The only other thing I can think of is to check your extractor for chips. I once chipped the extractor on my G17 Gen 4. It could have been from letting the gun slam shut on a empty chamber I don't really know. That was the one time it let me down. Had a couple stove pipes but it still functioned most of the time. I was getting some pretty erratic ejection though I could see some coming over the top and falling to the left side. I think it was a $10 part and a 5 min repair.

The one and only time I know for a fact limp wristing was an issue is when my wife shot my G42 she would shoot it and the round would not eject. I picked it up POW POW POW no issue went back and forth a couple times then it hit me she was not getting a firm grip. I told her to grip it better and after that she has not had an issue.

It was in the 50's here in ohio in febuary on a Saturday so I was able to head out to the outdoor range with my G19 and a few other friends. Loaded my G19 up with some 115 grain ammo and went to work on some steel. POW POW POW PING PING PING Whaaa Hooooo about 150 times no issues.


----------



## Craigh

rustygun said:


> POW POW POW PING PING PING Whaaa Hooooo about 150 times


Darn, my friend. Is that the sound a G19 makes with a chipped extractor? Doesn't sound very good.


----------



## Blackhawkman

Limp wristing with lighter bullets can cause issues. I've used 124 & 147 gr ammo with 0 trouble. 
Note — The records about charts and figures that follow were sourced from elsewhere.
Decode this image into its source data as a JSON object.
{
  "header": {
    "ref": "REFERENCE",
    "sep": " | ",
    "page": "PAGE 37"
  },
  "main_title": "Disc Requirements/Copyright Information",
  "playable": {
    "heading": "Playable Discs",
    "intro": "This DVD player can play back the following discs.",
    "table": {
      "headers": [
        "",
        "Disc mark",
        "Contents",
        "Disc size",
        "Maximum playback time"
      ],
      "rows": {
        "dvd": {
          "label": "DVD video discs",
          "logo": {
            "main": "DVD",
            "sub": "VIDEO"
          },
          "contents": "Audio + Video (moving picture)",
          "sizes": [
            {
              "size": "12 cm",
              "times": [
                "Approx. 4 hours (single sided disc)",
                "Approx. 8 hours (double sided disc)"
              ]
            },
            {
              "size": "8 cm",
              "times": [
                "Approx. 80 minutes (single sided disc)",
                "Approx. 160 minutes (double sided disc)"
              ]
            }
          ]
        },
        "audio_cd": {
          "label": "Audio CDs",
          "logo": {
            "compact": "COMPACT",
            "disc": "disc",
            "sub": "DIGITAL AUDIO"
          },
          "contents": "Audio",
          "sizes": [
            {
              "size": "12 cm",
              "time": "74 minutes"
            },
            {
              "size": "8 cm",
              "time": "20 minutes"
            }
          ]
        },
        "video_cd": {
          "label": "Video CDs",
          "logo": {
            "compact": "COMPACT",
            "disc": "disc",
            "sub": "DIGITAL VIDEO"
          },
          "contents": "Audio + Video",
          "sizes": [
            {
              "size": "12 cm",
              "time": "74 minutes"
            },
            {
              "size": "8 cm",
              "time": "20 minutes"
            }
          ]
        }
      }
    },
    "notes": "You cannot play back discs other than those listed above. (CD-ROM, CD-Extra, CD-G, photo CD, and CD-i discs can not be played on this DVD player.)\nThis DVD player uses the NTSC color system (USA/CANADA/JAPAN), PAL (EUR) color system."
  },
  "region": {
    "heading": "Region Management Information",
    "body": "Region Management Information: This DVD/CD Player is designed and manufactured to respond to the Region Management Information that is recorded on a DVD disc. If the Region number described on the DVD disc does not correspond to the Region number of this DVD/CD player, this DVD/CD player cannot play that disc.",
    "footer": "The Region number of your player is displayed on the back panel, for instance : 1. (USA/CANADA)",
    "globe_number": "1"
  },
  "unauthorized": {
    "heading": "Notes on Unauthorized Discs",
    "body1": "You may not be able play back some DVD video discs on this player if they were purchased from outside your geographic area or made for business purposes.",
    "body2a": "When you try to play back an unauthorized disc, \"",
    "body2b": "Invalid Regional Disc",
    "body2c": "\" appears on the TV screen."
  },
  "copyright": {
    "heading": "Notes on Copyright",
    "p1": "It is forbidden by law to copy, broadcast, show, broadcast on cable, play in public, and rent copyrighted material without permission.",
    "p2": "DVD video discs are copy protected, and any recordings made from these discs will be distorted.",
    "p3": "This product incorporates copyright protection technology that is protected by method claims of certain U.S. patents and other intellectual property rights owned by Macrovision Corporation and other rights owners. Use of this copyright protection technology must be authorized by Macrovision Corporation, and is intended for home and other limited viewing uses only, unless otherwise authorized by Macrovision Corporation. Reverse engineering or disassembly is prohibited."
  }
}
Sent from my iPhone using Tapatalk


----------



## Kennydale

I have had a few bad (Almost catastrophic) Winchester White Box rounds (That's off my list now) I prefer Freedom Munitions, American Eagle, and a local maker Orr Tactical for target ammo.


----------



## Blackhawkman

I also have lone Wolf recoil spring assys in all my Glocks. A guy at the range last week had similar trouble. Limp wristing was "his" problem and cheap 115 gr ammo. I use American Eagle & Remington 124 & 147 gr ammo. I haven't had any issues with my Gen4 17 and Gen3 19. My Gen3 21 will gobble up any/all 45 acp ammo except SWC's. Feed ramp geometry???? FWIW


----------